Gradient boosted trees (single-table)
For flat, single-table data with pre-engineered features, XGBoost and LightGBM remain strong. They handle heterogeneous column types natively, are invariant to feature scaling, and learn non-linear relationships through decision splits. On Kaggle tabular benchmarks, they consistently outperform LLMs.
Limitation: they require a flat feature table, so the feature engineering bottleneck remains for multi-table data.
Graph neural networks (multi-table)
GNNs represent the relational database as a graph and learn patterns through message passing. This is architecturally correct: the model structure matches the data structure. On RelBench, supervised GNNs score 75.83 AUROC, outperforming both LightGBM (62.44) and Llama 3.2 3B (68.06).
Limitation: you need to train a new GNN for each prediction task.
Relational foundation models
KumoRFM combines the graph-native architecture of GNNs with the pre-training paradigm of foundation models. It is trained on thousands of diverse relational databases, learning universal patterns that transfer to new data. At inference time, it delivers predictions from raw relational data without task-specific training.
This achieves 76.71 AUROC zero-shot, outperforming both LLMs and supervised GNNs. Fine-tuning pushes accuracy to 81.14.
When LLMs do help with data
LLMs are not useless in the data ecosystem. They are just wrong for the specific task of making predictions on structured data. They excel at adjacent tasks:
- Natural language interfaces. Translating business questions ("which customers are at risk of churning?") into structured queries or PQL statements.
- Data documentation. Generating descriptions of tables, columns, and data dictionaries from schema inspection.
- Result interpretation. Explaining predictions in natural language for business stakeholders who do not read AUROC scores.

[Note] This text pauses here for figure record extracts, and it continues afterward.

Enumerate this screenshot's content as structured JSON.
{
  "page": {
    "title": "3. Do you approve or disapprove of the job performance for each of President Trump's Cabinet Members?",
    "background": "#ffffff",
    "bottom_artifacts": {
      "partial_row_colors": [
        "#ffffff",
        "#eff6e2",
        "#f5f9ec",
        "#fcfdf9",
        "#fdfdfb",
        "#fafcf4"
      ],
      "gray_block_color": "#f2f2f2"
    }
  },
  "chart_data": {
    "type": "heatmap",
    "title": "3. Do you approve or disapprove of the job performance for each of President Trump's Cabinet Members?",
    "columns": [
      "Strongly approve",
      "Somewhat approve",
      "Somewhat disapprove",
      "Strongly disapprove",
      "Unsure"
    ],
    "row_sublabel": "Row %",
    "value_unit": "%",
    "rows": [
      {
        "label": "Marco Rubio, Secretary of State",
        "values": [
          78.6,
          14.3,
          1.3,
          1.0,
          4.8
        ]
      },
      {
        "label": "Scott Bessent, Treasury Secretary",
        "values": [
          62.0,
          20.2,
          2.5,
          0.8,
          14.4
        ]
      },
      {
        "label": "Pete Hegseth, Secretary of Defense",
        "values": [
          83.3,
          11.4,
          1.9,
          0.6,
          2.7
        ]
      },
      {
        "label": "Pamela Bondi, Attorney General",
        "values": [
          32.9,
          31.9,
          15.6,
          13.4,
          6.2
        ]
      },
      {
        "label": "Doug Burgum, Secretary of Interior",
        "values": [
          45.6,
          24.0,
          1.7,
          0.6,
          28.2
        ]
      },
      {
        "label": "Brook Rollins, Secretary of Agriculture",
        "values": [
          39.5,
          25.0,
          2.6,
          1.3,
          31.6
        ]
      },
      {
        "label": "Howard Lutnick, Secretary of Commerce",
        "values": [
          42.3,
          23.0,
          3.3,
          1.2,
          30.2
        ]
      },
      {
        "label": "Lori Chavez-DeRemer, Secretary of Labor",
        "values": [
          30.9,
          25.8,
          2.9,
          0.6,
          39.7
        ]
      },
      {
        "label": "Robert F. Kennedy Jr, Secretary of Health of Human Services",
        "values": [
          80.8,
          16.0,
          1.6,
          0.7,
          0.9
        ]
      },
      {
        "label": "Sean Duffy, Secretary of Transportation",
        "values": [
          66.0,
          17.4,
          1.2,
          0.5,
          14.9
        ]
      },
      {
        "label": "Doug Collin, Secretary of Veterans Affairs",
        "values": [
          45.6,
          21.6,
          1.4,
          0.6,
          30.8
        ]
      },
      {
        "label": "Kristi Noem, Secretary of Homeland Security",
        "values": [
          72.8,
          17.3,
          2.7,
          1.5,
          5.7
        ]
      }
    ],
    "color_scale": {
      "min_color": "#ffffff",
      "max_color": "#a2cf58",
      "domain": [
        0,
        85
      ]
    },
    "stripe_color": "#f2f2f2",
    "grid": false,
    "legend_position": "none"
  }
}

- Code generation. Writing SQL, Python, or PQL queries from natural language descriptions.
The right architecture for predictions on structured data is one that was designed for structured data. LLMs were designed for language. Use each where it fits.
The takeaway
The instinct to throw LLMs at every problem is understandable. They are the most capable general-purpose AI tools ever built. But "general-purpose" does not mean "optimal for every purpose."

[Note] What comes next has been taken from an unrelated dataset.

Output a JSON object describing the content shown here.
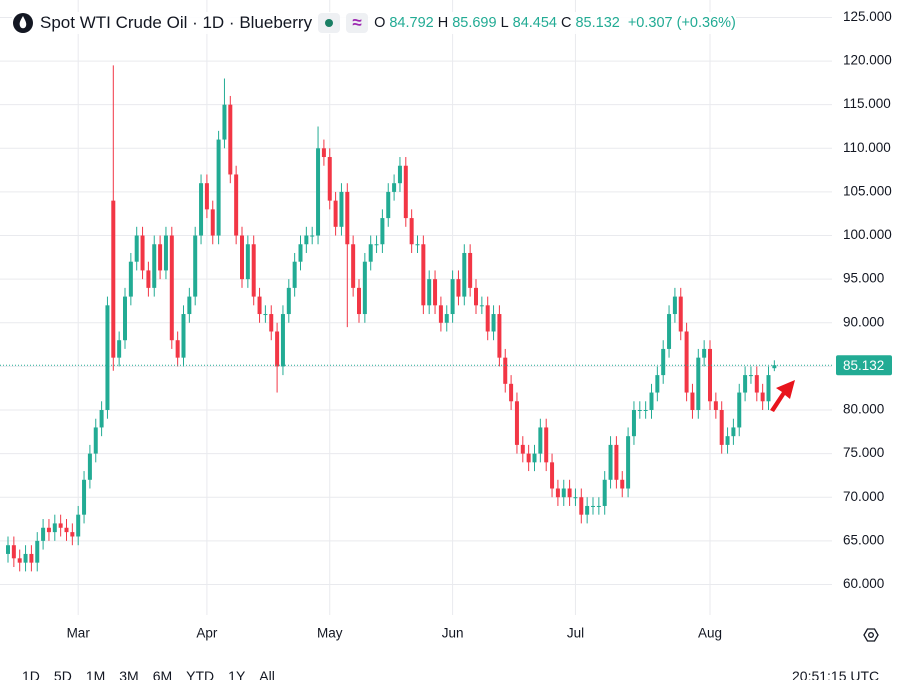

Structured relational data has specific properties (unordered rows, heterogeneous types, multi-table relationships, temporal dynamics) that require specific architectural choices. Graph transformers, pre-trained on relational data, match these properties. LLMs do not.
The 8.65 AUROC gap between Llama 3.2 3B (68.06) and KumoRFM (76.71) is not a tuning problem. It is a structural mismatch between the training objective and the task. Scaling the LLM larger will narrow the gap, but it will not close it, because the architecture is solving the wrong problem.
If your data lives in relational tables and you want accurate predictions, use a model that was built to read relational tables.